Quelques-uns des assistans secouèrent la tête, comme s’ils doutaient ; mais aucun ne combattit la supposition du Fier-Gas. L’un d’eux seulement fit observer que, depuis quelque temps, il y avait un mauvais sort sur les familles du Petit-Poitou. Ces derniers mots semblèrent rappeler à Fait-Tout mon désappointement de la veille ; il me demanda si j’avais enfin vu quelqu’un de chez le cabanier. Je lui racontai mes recherches inutiles, et plusieurs des paysans qui se trouvaient là m’affirmèrent qu’aucun des Blaisot n’avait paru à Marans.
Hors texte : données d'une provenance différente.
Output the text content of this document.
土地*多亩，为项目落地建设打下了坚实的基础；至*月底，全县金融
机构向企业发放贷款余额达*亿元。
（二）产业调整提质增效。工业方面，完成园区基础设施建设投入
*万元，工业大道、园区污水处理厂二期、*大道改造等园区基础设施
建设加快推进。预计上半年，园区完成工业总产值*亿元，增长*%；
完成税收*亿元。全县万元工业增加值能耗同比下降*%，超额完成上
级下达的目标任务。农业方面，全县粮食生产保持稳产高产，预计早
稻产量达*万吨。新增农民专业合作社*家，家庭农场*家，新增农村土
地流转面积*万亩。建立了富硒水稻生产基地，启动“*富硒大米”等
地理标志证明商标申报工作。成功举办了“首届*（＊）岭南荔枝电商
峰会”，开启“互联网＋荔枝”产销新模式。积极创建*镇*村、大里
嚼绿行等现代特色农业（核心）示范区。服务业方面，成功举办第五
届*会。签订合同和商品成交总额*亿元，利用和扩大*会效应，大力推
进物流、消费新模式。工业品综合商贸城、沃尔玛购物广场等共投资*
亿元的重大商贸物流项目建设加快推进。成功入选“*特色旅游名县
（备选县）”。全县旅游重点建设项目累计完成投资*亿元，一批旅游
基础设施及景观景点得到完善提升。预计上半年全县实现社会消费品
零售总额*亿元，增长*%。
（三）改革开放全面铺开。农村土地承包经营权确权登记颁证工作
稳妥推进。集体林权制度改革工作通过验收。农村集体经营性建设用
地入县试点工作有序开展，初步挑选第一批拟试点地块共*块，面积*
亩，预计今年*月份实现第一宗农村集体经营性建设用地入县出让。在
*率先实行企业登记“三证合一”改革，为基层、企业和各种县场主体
Il ne me restait plus d’autre ressource que de me rendre moi-même à la cabane de Blaisot, dans cette partie desséchée du Marais qu’on nomme le Petit-Poitou ; mais, privé du compagnon sur lequel j’avais compté et ne connaissant point le pays, j’éprouvais un véritable embarras. Fait-Tout me proposa spontanément de louer un char-à-bancs dans lequel il me conduirait au dessèchement. J’acceptai sans balancer ; il me demanda une heure pour finir avec le Fier-Gas, et je retournai dîner à mon auberge, où je lui donnai rendez-vous.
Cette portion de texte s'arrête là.